Among the highlights of the Senate plan, it:
▪ Steers $1.13 billion in actuarial recommended contributions for the Teachers’ Retirement System of Kentucky into the state’s Permanent Pension Fund — a holding account — unless there are cuts in the benefits provided newly hired teachers. If the benefits changes were not made by Aug. 1 of each fiscal year, then that year’s funds would go into the primary pension fund for state workers at the Kentucky Retirement Systems.
▪ Increases the SEEK per-pupil base guarantee funding for school districts to $4,161 in each fiscal year.

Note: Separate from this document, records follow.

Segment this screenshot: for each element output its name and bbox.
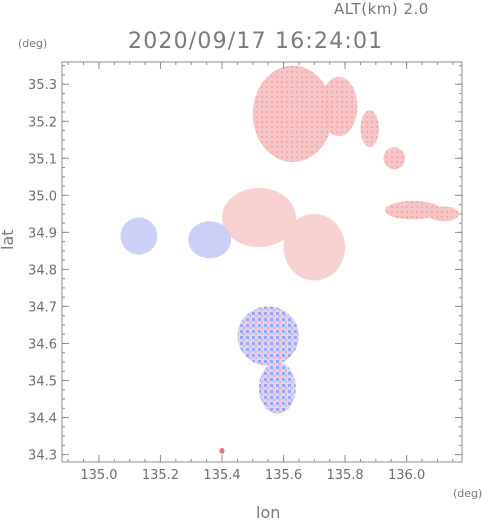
y-tick-label: 34.5: [28, 375, 57, 390]
y-axis-unit: (deg): [18, 37, 48, 50]
x-tick-label: 135.6: [265, 468, 302, 483]
x-tick-label: 136.0: [388, 468, 425, 483]
y-tick-label: 35.3: [28, 78, 57, 93]
receding-dot-south: [219, 447, 225, 454]
west-approaching-patch: [120, 217, 158, 255]
x-axis-label: lon: [256, 503, 281, 522]
x-axis-unit: (deg): [453, 487, 483, 500]
y-tick-label: 35.0: [28, 189, 57, 204]
north-receding-cluster: [252, 65, 333, 162]
mixed-south-cluster-tail: [258, 362, 296, 414]
y-tick-label: 35.1: [28, 152, 57, 167]
y-tick-label: 34.9: [28, 226, 57, 241]
central-receding-cluster: [221, 187, 296, 248]
timestamp-title: 2020/09/17 16:24:01: [128, 29, 384, 54]
receding-spot-ne: [383, 147, 406, 170]
y-tick-label: 34.8: [28, 263, 57, 278]
approaching-patch-center-w: [188, 221, 232, 259]
y-tick-label: 34.6: [28, 337, 57, 352]
echo-layer: [120, 65, 459, 454]
north-receding-cluster-ne: [320, 76, 358, 137]
x-tick-label: 135.0: [80, 468, 117, 483]
x-tick-label: 135.2: [142, 468, 179, 483]
plot-frame: [61, 61, 463, 463]
y-tick-label: 34.4: [28, 412, 57, 427]
y-tick-label: 34.7: [28, 300, 57, 315]
altitude-label: ALT(km) 2.0: [334, 0, 429, 18]
mixed-south-cluster: [237, 306, 299, 366]
central-receding-cluster-e: [283, 213, 346, 281]
receding-east-band: [385, 200, 441, 220]
axis-ticks: 135.0 135.2 135.4 135.6 135.8 136.0 34.3 34.4 34…: [28, 62, 462, 483]
y-tick-label: 34.3: [28, 449, 57, 464]
y-tick-label: 35.2: [28, 115, 57, 130]
north-receding-lobe-e: [360, 110, 379, 148]
x-tick-label: 135.4: [203, 468, 240, 483]
receding-east-band-2: [428, 206, 459, 222]
x-tick-label: 135.8: [326, 468, 363, 483]
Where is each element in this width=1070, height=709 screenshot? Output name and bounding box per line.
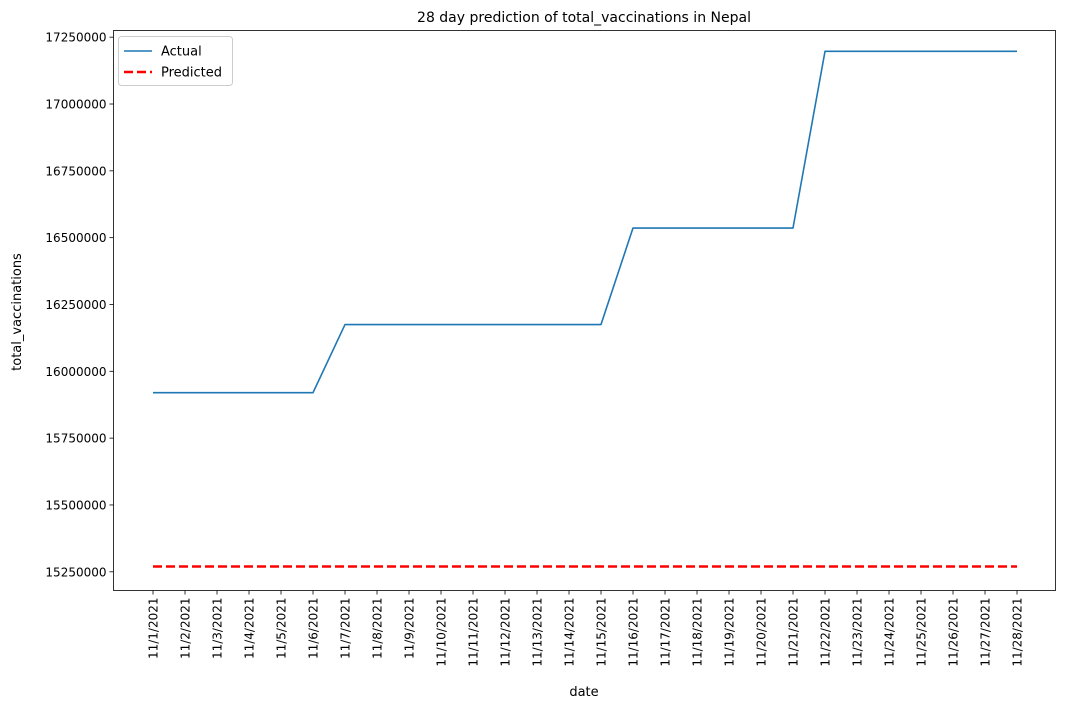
chart-title: 28 day prediction of total_vaccinations … [417,10,751,26]
y-tick-label: 16750000 [45,164,106,178]
x-tick-label: 11/3/2021 [211,598,225,660]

SEEK funding would rise to $4,112 by the second year of the House budget compared to $4,040 in Beshear’s budget plan.
But the Senate plan would require school districts to use their SEEK funding to cover additional spending they might want, such as teacher pay raises and textbooks and other instructional materials. Beshear’s budget handled those items separately, earmarking funds for the $2,000 teacher raises that were a cornerstone of his election campaign last year.
▪ Cuts tens of millions of dollars in pension assistance the House had proposed for public employers that work with state government, including $23.3 million less annually for local health departments, many of which already are struggling financially.
▪ Removes $14.3 million intended for recruitment and retention of state social workers, although McDaniel said there would be adequate funds in the budget to hire 50 new social workers. Beshear’s budget called for hiring 350 social workers to deal with Kentucky’s epidemic of child abuse and neglect.
Once the two chambers agree on a budget, Beshear will have 10 days, excluding Sundays to sign it or veto items in it. Lawmakers would have to return to the Capitol to consider whether to override any gubernatorial vetoes.
Also Wednesday, the Senate budget committee approved a slimmed-down House Bill 32, which originally would have raised $94 million over the next two years with new taxes on vaping and other tobacco products, although not cigarettes.
As amended by the Senate committee, HB 32 would apply only to vape products, taxing the pods at $1.50 each and applying a wholesale tax on the liquid nicotine at 15 percent. The new version would raise an estimated $25 million over the next two years, McDaniel said.